The County contends, and the courts below agreed, that the $1.6 million assessed against the Village in the 2005 Reserve Analysis represents a liquidated sum due upon withdrawal from the Plan and thus should not be discounted. But the purpose of the withdrawal fee was to provide the County with sufficient funds to dole out future benefits to tail claim beneficiaries. According to the County, many of those benefits would be disbursed over 30, 40 or even 50 years. The actuarial estimate of each municipality’s withdrawal liability therefore represented its aggregate future liability for existing claims. As the County concedes, those amounts were not discounted to present value.

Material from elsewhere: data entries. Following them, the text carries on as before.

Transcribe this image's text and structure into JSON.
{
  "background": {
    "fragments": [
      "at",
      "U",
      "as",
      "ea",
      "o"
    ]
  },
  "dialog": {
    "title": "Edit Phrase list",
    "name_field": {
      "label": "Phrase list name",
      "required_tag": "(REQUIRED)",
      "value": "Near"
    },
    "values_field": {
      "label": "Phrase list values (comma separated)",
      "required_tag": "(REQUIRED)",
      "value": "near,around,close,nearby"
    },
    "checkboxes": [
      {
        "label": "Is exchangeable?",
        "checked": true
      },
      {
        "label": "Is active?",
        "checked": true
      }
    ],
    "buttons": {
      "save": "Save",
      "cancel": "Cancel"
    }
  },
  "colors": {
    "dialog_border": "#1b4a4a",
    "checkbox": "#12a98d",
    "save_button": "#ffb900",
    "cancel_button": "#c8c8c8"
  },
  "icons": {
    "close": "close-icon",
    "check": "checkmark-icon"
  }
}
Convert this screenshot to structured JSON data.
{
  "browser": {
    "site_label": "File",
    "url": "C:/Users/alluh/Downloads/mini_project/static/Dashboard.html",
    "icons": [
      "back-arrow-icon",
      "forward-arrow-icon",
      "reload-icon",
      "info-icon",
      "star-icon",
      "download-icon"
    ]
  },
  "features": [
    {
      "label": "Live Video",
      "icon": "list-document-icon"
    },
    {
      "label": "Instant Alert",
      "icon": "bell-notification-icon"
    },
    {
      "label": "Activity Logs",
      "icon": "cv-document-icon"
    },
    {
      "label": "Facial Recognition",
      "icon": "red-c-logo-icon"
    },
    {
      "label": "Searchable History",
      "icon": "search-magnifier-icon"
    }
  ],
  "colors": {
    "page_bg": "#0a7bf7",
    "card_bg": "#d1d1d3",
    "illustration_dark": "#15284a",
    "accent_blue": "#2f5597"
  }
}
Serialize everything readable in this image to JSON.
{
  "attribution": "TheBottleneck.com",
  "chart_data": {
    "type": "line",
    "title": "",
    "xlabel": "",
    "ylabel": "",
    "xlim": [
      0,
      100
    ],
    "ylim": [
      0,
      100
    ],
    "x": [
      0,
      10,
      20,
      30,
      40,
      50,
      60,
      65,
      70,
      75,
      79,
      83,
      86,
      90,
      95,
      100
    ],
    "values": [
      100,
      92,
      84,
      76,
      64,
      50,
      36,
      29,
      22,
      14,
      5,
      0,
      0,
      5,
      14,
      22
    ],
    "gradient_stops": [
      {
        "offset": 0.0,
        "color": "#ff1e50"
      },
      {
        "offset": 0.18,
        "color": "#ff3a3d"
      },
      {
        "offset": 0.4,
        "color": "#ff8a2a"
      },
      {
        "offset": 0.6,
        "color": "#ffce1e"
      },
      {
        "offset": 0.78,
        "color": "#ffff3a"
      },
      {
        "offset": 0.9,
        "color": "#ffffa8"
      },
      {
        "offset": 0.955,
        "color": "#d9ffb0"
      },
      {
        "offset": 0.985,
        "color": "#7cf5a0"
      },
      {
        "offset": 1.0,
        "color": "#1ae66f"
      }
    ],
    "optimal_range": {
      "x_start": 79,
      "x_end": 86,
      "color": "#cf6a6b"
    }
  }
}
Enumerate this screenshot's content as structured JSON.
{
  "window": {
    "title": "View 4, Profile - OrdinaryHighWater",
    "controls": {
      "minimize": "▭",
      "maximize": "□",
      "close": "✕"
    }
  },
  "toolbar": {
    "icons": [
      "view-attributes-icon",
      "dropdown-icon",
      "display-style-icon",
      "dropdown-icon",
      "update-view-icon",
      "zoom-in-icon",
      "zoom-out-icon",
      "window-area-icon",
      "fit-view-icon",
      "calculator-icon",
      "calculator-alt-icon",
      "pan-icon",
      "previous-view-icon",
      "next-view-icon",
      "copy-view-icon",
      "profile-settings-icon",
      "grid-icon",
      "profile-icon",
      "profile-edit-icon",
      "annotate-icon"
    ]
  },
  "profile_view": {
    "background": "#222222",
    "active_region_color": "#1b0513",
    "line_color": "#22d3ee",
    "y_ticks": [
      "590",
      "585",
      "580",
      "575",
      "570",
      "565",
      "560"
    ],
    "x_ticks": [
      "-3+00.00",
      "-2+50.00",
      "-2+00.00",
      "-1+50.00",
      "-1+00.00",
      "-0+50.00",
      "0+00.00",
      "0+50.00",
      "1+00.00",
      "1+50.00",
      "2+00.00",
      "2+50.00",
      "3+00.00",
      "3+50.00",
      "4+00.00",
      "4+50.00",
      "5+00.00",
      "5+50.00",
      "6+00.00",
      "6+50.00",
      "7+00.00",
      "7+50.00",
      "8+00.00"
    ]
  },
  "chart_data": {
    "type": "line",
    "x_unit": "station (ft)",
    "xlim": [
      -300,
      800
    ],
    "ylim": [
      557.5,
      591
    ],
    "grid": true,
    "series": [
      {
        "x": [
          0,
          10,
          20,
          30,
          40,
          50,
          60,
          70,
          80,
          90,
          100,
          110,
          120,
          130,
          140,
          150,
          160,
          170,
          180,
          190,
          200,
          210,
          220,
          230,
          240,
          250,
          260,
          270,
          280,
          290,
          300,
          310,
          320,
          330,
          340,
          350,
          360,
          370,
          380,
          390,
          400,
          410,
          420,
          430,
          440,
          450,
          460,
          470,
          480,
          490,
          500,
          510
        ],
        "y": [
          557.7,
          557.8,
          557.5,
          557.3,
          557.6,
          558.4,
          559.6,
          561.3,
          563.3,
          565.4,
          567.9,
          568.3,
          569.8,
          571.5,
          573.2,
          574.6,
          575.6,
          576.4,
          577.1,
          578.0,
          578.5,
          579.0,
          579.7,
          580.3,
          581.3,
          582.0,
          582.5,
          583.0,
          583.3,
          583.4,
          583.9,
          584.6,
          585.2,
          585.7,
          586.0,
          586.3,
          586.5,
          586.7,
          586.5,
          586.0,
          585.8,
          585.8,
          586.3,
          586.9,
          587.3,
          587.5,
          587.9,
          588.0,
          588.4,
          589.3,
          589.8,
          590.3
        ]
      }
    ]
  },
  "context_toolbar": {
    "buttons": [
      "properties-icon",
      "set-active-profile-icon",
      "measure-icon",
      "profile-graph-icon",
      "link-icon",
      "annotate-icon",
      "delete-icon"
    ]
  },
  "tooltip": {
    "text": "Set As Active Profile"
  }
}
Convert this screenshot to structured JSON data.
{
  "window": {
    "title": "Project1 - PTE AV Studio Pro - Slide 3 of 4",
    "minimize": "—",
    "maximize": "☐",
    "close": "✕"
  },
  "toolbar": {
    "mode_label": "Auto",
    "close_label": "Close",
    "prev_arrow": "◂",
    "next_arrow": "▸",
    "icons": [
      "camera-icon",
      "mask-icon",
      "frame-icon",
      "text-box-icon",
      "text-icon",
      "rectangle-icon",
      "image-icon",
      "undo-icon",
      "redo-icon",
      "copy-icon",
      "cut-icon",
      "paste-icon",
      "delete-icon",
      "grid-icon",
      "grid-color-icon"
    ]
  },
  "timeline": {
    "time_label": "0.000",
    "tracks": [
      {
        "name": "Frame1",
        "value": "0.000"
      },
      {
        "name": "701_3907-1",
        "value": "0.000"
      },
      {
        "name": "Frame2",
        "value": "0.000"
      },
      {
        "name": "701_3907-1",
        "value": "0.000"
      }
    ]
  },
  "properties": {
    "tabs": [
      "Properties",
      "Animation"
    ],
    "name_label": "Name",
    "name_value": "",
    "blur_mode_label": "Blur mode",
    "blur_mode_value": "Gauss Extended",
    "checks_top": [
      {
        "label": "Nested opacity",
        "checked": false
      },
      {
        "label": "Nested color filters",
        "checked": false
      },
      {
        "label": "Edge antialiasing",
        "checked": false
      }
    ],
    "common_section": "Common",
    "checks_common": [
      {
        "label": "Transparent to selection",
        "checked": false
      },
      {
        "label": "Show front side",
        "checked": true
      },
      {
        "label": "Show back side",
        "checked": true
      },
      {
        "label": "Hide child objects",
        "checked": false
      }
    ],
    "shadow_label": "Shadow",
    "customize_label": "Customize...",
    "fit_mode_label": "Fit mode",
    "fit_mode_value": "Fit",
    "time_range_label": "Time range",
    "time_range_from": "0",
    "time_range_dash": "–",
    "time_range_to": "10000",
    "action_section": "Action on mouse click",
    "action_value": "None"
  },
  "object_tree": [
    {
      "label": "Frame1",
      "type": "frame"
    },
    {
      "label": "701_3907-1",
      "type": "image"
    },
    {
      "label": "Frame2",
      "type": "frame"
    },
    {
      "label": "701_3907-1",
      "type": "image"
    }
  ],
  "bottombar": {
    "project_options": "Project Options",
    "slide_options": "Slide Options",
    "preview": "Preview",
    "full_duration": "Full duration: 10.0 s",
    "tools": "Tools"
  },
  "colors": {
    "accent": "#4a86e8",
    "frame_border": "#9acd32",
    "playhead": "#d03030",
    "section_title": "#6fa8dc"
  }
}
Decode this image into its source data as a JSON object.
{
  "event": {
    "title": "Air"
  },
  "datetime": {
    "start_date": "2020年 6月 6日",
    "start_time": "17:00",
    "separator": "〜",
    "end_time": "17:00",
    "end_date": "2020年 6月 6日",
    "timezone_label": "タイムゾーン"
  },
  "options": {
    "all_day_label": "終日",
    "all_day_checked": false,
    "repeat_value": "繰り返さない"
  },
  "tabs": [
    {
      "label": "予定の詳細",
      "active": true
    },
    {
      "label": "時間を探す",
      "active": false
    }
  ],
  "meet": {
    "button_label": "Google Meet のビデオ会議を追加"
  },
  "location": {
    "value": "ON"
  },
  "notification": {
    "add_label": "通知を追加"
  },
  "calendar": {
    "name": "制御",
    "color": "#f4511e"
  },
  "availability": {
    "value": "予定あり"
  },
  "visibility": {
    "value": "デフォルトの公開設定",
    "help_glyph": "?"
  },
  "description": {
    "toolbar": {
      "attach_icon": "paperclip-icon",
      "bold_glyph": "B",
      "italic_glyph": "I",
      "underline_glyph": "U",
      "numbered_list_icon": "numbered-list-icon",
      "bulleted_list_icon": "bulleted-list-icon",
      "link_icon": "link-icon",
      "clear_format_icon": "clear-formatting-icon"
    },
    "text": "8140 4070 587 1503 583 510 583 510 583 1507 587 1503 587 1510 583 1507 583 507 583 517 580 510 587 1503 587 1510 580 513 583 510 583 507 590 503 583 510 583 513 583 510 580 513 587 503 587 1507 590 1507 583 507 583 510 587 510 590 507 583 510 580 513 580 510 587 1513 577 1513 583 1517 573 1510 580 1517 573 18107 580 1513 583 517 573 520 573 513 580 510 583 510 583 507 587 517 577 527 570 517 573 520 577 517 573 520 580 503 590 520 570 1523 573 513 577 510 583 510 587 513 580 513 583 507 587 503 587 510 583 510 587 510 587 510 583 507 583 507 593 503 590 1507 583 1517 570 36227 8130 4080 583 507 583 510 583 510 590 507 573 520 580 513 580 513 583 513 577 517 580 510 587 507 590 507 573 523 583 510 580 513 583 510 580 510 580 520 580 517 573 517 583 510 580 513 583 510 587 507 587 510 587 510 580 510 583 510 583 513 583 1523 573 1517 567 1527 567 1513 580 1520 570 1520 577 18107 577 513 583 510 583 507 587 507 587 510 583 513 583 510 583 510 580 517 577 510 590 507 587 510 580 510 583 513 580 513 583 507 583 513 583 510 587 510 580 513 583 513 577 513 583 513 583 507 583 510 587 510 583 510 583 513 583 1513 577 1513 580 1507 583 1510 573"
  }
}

Indeed, the 2005 actuarial report expressly stated that “[t]he Plan’s total liability of $18.4 million [did] not reflect the fact that future benefits will be paid out over time and interest can be earned if the liabilities are prefunded.” The report further provided examples of “discounted liabilities” to account for “[t]he timing of payments and the time value of money.” For instance, the Reserve Analysis estimated that, at a 1% rate of return, the $18.4 million should be discounted to $16.7 million. At the other extreme, the report calculated that, on December 31, 2005, the Plan’s outstanding liabilities would be worth $12.5 million if invested at a 5% interest rate. By its own terms, the report thus refutes the County’s argument that the $1.6 million figure constituted a liquidated sum due upon withdrawal. Rather, the $1.6 million represents the Village’s share of the Plan’s estimated aggregate future losses. To require the Village to pay the undiscounted amount would give the County an impermissible windfall (see generally Toledo v Iglesia Ni Christo, 18 NY3d 363, 368 [2012]; see also Workers’ Compensation Law § 65 [1]).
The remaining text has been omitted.